Recognizing polynomial structures aids in function evaluation and further manipulation of expressions.

Function evaluation involves finding the output of a function given a specific input. It is like following a set of instructions to get to a result. For instance, if you know your function is \( g(x) = 3x - 5 \), substituting \( x = -1 \) allows you to evaluate it as \( g(-1) = 3(-1) - 5 \).

In our exercise, this yields \(-8\), meaning when \(x=-1\) is plugged into the function \(g(x)\), the output is \(-8\). It’s like inputting a value and cranking out a number via the equation.

Function evaluation is a fundamental skill, necessary for solving more complex problems in algebra and calculus.

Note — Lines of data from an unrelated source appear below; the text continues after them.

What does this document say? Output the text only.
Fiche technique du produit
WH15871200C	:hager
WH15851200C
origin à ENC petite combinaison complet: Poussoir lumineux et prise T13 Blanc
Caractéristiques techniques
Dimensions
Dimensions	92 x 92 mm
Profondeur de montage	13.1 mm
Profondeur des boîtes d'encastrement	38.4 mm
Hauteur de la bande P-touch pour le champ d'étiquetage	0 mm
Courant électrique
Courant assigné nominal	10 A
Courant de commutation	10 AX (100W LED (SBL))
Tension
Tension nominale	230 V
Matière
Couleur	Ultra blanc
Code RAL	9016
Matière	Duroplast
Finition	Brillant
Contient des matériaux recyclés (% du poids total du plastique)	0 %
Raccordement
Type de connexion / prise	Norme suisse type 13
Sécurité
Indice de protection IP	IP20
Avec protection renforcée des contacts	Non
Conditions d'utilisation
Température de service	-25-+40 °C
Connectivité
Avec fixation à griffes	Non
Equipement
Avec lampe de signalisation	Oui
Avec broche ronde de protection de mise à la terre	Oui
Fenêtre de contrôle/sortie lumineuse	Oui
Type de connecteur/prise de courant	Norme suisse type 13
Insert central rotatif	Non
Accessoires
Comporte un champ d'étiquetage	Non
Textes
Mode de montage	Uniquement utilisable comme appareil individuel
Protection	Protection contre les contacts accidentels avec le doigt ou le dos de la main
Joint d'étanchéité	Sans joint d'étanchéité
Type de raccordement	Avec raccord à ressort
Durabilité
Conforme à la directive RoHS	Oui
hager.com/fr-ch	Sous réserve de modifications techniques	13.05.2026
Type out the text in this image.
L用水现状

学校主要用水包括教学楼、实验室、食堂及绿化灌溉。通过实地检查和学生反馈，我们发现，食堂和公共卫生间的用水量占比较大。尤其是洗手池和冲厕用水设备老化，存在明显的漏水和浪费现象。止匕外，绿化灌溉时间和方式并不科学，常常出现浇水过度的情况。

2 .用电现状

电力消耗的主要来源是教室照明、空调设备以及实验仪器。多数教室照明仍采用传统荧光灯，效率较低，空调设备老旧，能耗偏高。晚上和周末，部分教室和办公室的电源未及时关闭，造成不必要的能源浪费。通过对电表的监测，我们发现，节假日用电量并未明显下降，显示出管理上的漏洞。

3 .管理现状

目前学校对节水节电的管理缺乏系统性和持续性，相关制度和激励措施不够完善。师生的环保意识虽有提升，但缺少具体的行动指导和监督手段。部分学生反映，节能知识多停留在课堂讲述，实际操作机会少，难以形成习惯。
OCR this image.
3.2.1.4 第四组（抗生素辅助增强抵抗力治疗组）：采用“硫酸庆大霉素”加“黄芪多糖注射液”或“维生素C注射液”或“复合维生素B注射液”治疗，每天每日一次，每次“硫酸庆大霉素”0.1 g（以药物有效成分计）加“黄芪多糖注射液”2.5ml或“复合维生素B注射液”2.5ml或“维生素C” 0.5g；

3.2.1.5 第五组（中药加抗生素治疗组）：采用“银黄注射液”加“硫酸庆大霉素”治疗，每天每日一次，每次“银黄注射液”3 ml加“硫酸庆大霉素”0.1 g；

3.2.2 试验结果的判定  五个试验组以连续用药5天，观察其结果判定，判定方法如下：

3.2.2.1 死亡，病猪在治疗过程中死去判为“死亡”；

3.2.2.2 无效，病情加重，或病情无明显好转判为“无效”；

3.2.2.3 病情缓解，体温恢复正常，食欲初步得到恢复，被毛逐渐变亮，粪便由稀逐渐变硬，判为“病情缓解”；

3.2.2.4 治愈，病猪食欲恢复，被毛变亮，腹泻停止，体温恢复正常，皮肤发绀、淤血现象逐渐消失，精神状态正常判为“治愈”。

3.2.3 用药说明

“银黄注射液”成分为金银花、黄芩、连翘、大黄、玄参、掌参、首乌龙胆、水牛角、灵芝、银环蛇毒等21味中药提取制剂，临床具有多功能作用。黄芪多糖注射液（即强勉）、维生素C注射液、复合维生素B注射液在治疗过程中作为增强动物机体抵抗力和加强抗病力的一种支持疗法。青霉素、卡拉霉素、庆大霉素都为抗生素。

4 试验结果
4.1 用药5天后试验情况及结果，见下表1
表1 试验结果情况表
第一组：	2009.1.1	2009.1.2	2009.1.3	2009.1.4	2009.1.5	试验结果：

• Evaluating a function can help in graphing functions to determine their shape and behavior.
• It is crucial for verifying solutions to equations and inequalities.

It helps bridge understanding from abstract concepts to real values.

The substitution method is a technique widely used to solve equations and evaluate functions. It involves replacing a variable with a given value or another expression. Think of it as swapping out parts of an equation to simplify or solve it.

In our given problem, substitution helps find \( f(g(-1)) \). First, solve \(g(-1)\) which results in \(-8\). Next, substitute \(-8\) into the function \(f(x) = x^2 - x + 4\). This means you're calculating \(f(-8)\), which equals \(64 + 8 + 4\), giving us \(76\).

Substitution streamlines the process of handling complex composite functions.

• It helps simplify expressions by handling one part at a time.
• This method is indispensable when dealing with systems of equations or compound expressions.

Mastering this technique eases the process of breaking down and solving intricate mathematical problems.